Allow access to general business applications.Why Do I Need This Rule? Rule Highlights - In addition to applications you sanction and administer for users, users often need access to other business applications, such as Zoom, Adobe online services, or G Suite.
- This rule enables you to safely allow web browsing while scanning for threats. See Create Best Practice Security Profiles for the Internet Gateway.
- Restrict access to only known users. See Create User Groups for Access to Allowed Applications.
- For visibility, create an application filter for each type of application you want to allow.
- Attach best practices Security profiles to prevent known and unknown threats in all traffic.
(Optional) Allow access to personal applications.Why Do I Need This Rule? Rule Highlights - As the lines blur between work and personal devices, that all applications your users access are safely enabled and free of threats.

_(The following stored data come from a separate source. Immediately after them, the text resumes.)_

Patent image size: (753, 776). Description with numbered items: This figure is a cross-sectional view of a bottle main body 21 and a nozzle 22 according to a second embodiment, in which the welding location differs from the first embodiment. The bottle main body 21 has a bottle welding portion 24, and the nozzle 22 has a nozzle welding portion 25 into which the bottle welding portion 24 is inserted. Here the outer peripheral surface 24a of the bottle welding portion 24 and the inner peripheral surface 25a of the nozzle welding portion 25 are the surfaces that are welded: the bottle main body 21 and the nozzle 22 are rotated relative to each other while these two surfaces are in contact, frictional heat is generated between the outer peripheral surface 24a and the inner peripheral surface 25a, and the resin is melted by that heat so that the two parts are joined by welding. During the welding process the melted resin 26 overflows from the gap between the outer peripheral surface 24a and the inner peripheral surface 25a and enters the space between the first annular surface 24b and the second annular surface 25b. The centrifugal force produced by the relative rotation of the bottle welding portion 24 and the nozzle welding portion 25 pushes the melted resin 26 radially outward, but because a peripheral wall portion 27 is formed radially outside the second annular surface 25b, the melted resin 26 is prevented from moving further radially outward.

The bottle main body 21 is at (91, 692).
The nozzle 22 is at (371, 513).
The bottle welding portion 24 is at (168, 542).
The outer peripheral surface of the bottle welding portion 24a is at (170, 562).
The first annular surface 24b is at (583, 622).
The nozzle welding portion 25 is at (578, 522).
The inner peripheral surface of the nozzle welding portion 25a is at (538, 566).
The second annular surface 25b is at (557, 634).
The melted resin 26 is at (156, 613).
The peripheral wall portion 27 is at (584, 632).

- Use application filters to safely enable access to personal applications when you create this initial rulebase. After you assess the applications in use, use the information to decide whether to remove the filter and allow a smaller subset of personal applications appropriate for your acceptable use policies.
- Restrict access to only known users. See Create User Groups for Access to Allowed Applications.
- For visibility, create an application filter for each type of application you want to allow.
- Attach best practices Security profiles to prevent known and unknown threats in all traffic.
Allow general web browsing.Why Do I Need This Rule? Rule Highlights - The previous rule allowed access to personal applications (many of them browser-based). This rule allows general web browsing.
- General web browsing is more risk-prone than other types of application traffic. Create best practices Security profiles and attach them to this rule in order to safely enable web browsing.
- Because threats often hide in encrypted traffic,decrypt traffic for full visibility and threat inspection to safely enable web browsing.
- Use the same best practice security profiles as the other rules and tighten the URL Filtering profile as much as possible.
- To help prevent devices with malware or embedded devices from reaching the internet, allow only known users.
- Use application filters to allow access to general types of applications.
- Explicitly allow SSL as an application to allow users to browse to HTTPS sites that you choose to exclude from decryption.
- Set the Service to application-default.